On Mon, 2 Oct 2006 10:41:52 -0500, Mike(W5UC) & Kathy(K5MWH) wrote:

>So the question becomes; when do I reach the
>point at which I am wasting time, wire, money, and wear & tear on my tired,
>fat, old body? I have purchased another 2000 feet of wire should I need it.

Because this question is a very good one, it is one that has been asked (and 
answered) over and over again. The best answer I've seen is in the latest 
ARRL Antenna Book chapter on Grounding, by Rudy Severns, N6LF. A quick 
summary has several parts:

1) Up to a point, more and longer is better

2) For a given quantity of wire, more short radials are better than fewer 
long ones

3) For any given number or length, you reach a point where more is still 
better, but not enough better to justify the cost/labor

4) The shorter the antenna, the more important more and longer radials are

5) The gauge of the radials is not important as long as they are 
mechanically solid (that is, they last). #16, #14 are good. I'm using 
insulated wire, both because I have good sources of it, and to minimize 
chemical deterioration. 

6) The uniformity of distribution around a circle is far less important than 

7) It is NOT important that they all be the same length

8) Rudy's piece in the Antenna Book includes a table that shows, in summary, 
the point of diminishing returns for a given quantity of wire, number of 
radials, and length assuming they're all the same. 

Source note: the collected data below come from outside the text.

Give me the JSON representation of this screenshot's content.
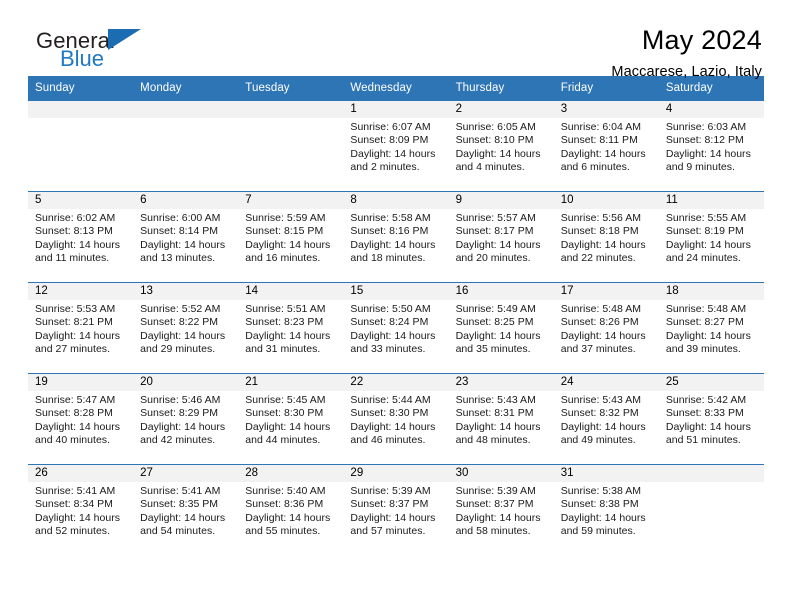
{
  "logo": {
    "word_one": "General",
    "word_two": "Blue",
    "triangle_icon": "triangle-icon",
    "brand_blue": "#1f78c1",
    "brand_dark": "#231f20"
  },
  "header": {
    "title": "May 2024",
    "subtitle": "Maccarese, Lazio, Italy"
  },
  "theme": {
    "header_blue": "#2e75b6",
    "daynum_strip": "#f2f2f2",
    "text": "#000000"
  },
  "weekday_headers": [
    "Sunday",
    "Monday",
    "Tuesday",
    "Wednesday",
    "Thursday",
    "Friday",
    "Saturday"
  ],
  "labels": {
    "sunrise": "Sunrise:",
    "sunset": "Sunset:",
    "daylight": "Daylight:"
  },
  "weeks": [
    [
      {
        "day": "",
        "sunrise": "",
        "sunset": "",
        "daylight": "",
        "empty": true
      },
      {
        "day": "",
        "sunrise": "",
        "sunset": "",
        "daylight": "",
        "empty": true
      },
      {
        "day": "",
        "sunrise": "",
        "sunset": "",
        "daylight": "",
        "empty": true
      },
      {
        "day": "1",
        "sunrise": "Sunrise: 6:07 AM",
        "sunset": "Sunset: 8:09 PM",
        "daylight": "Daylight: 14 hours and 2 minutes."
      },
      {
        "day": "2",
        "sunrise": "Sunrise: 6:05 AM",
        "sunset": "Sunset: 8:10 PM",
        "daylight": "Daylight: 14 hours and 4 minutes."
      },
      {
        "day": "3",
        "sunrise": "Sunrise: 6:04 AM",
        "sunset": "Sunset: 8:11 PM",
        "daylight": "Daylight: 14 hours and 6 minutes."
      },
      {
        "day": "4",
        "sunrise": "Sunrise: 6:03 AM",
        "sunset": "Sunset: 8:12 PM",
        "daylight": "Daylight: 14 hours and 9 minutes."
      }
    ],
    [
      {
        "day": "5",
        "sunrise": "Sunrise: 6:02 AM",
        "sunset": "Sunset: 8:13 PM",
        "daylight": "Daylight: 14 hours and 11 minutes."
      },
      {
        "day": "6",
        "sunrise": "Sunrise: 6:00 AM",
        "sunset": "Sunset: 8:14 PM",
        "daylight": "Daylight: 14 hours and 13 minutes."
      },
      {
        "day": "7",
        "sunrise": "Sunrise: 5:59 AM",
        "sunset": "Sunset: 8:15 PM",
        "daylight": "Daylight: 14 hours and 16 minutes."
      },
      {
        "day": "8",
        "sunrise": "Sunrise: 5:58 AM",
        "sunset": "Sunset: 8:16 PM",
        "daylight": "Daylight: 14 hours and 18 minutes."
      },
      {
        "day": "9",
        "sunrise": "Sunrise: 5:57 AM",
        "sunset": "Sunset: 8:17 PM",
        "daylight": "Daylight: 14 hours and 20 minutes."
      },
      {
        "day": "10",
        "sunrise": "Sunrise: 5:56 AM",
        "sunset": "Sunset: 8:18 PM",
        "daylight": "Daylight: 14 hours and 22 minutes."
      },
      {
        "day": "11",
        "sunrise": "Sunrise: 5:55 AM",
        "sunset": "Sunset: 8:19 PM",
        "daylight": "Daylight: 14 hours and 24 minutes."
      }
    ],
    [
      {
        "day": "12",
        "sunrise": "Sunrise: 5:53 AM",
        "sunset": "Sunset: 8:21 PM",
        "daylight": "Daylight: 14 hours and 27 minutes."
      },
      {
        "day": "13",
        "sunrise": "Sunrise: 5:52 AM",
        "sunset": "Sunset: 8:22 PM",
        "daylight": "Daylight: 14 hours and 29 minutes."
      },
      {
        "day": "14",
        "sunrise": "Sunrise: 5:51 AM",
        "sunset": "Sunset: 8:23 PM",
        "daylight": "Daylight: 14 hours and 31 minutes."
      },
      {
        "day": "15",
        "sunrise": "Sunrise: 5:50 AM",
        "sunset": "Sunset: 8:24 PM",
        "daylight": "Daylight: 14 hours and 33 minutes."
      },
      {
        "day": "16",
        "sunrise": "Sunrise: 5:49 AM",
        "sunset": "Sunset: 8:25 PM",
        "daylight": "Daylight: 14 hours and 35 minutes."
      },
      {
        "day": "17",
        "sunrise": "Sunrise: 5:48 AM",
        "sunset": "Sunset: 8:26 PM",
        "daylight": "Daylight: 14 hours and 37 minutes."
      },
      {
        "day": "18",
        "sunrise": "Sunrise: 5:48 AM",
        "sunset": "Sunset: 8:27 PM",
        "daylight": "Daylight: 14 hours and 39 minutes."
      }
    ],
    [
      {
        "day": "19",
        "sunrise": "Sunrise: 5:47 AM",
        "sunset": "Sunset: 8:28 PM",
        "daylight": "Daylight: 14 hours and 40 minutes."
      },
      {
        "day": "20",
        "sunrise": "Sunrise: 5:46 AM",
        "sunset": "Sunset: 8:29 PM",
        "daylight": "Daylight: 14 hours and 42 minutes."
      },
      {
        "day": "21",
        "sunrise": "Sunrise: 5:45 AM",
        "sunset": "Sunset: 8:30 PM",
        "daylight": "Daylight: 14 hours and 44 minutes."
      },
      {
        "day": "22",
        "sunrise": "Sunrise: 5:44 AM",
        "sunset": "Sunset: 8:30 PM",
        "daylight": "Daylight: 14 hours and 46 minutes."
      },
      {
        "day": "23",
        "sunrise": "Sunrise: 5:43 AM",
        "sunset": "Sunset: 8:31 PM",
        "daylight": "Daylight: 14 hours and 48 minutes."
      },
      {
        "day": "24",
        "sunrise": "Sunrise: 5:43 AM",
        "sunset": "Sunset: 8:32 PM",
        "daylight": "Daylight: 14 hours and 49 minutes."
      },
      {
        "day": "25",
        "sunrise": "Sunrise: 5:42 AM",
        "sunset": "Sunset: 8:33 PM",
        "daylight": "Daylight: 14 hours and 51 minutes."
      }
    ],
    [
      {
        "day": "26",
        "sunrise": "Sunrise: 5:41 AM",
        "sunset": "Sunset: 8:34 PM",
        "daylight": "Daylight: 14 hours and 52 minutes."
      },
      {
        "day": "27",
        "sunrise": "Sunrise: 5:41 AM",
        "sunset": "Sunset: 8:35 PM",
        "daylight": "Daylight: 14 hours and 54 minutes."
      },
      {
        "day": "28",
        "sunrise": "Sunrise: 5:40 AM",
        "sunset": "Sunset: 8:36 PM",
        "daylight": "Daylight: 14 hours and 55 minutes."
      },
      {
        "day": "29",
        "sunrise": "Sunrise: 5:39 AM",
        "sunset": "Sunset: 8:37 PM",
        "daylight": "Daylight: 14 hours and 57 minutes."
      },
      {
        "day": "30",
        "sunrise": "Sunrise: 5:39 AM",
        "sunset": "Sunset: 8:37 PM",
        "daylight": "Daylight: 14 hours and 58 minutes."
      },
      {
        "day": "31",
        "sunrise": "Sunrise: 5:38 AM",
        "sunset": "Sunset: 8:38 PM",
        "daylight": "Daylight: 14 hours and 59 minutes."
      },
      {
        "day": "",
        "sunrise": "",
        "sunset": "",
        "daylight": "",
        "empty": true
      }
    ]
  ]
}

I've been studying this issue because I just moved to a new QTH and have 
room for a decent vertical (and even an array of verticals) and radials to 
go with it. My initial installation is 24 radials that are 1/8 wave on 160. 
In Rudy's table, that gets me to within 2 dB of "ideal" on 160, and will, of 
course, be better on 80. As I have time, energy, and junk wire, I'll add 
more and make the existing ones longer. My radials are NOT uniformly 
distributed -- nearly all are within about a 200 degree arc -- and some are 
shorter. The antenna works well on 160 and VERY well on 80. As I expand the 
radial system, I'll try to fill in some gaps in the arc, even with shorter 
ones, but that will have to coincide with re-seeding a "sort-of" lawn. And 
when I'm done, I don't expect to pick up much more than another dB or so on 
either band. 

Hope this helps. And DO  buy the ARRL Antenna Book and study it. It is well 
worth the time and effort. ON4UN's book is also quite good. Also, google the 
archives of this list and the Tower Talk list. W8JI just wrote a nice post 
on the topic a few days ago. I don't recall which list.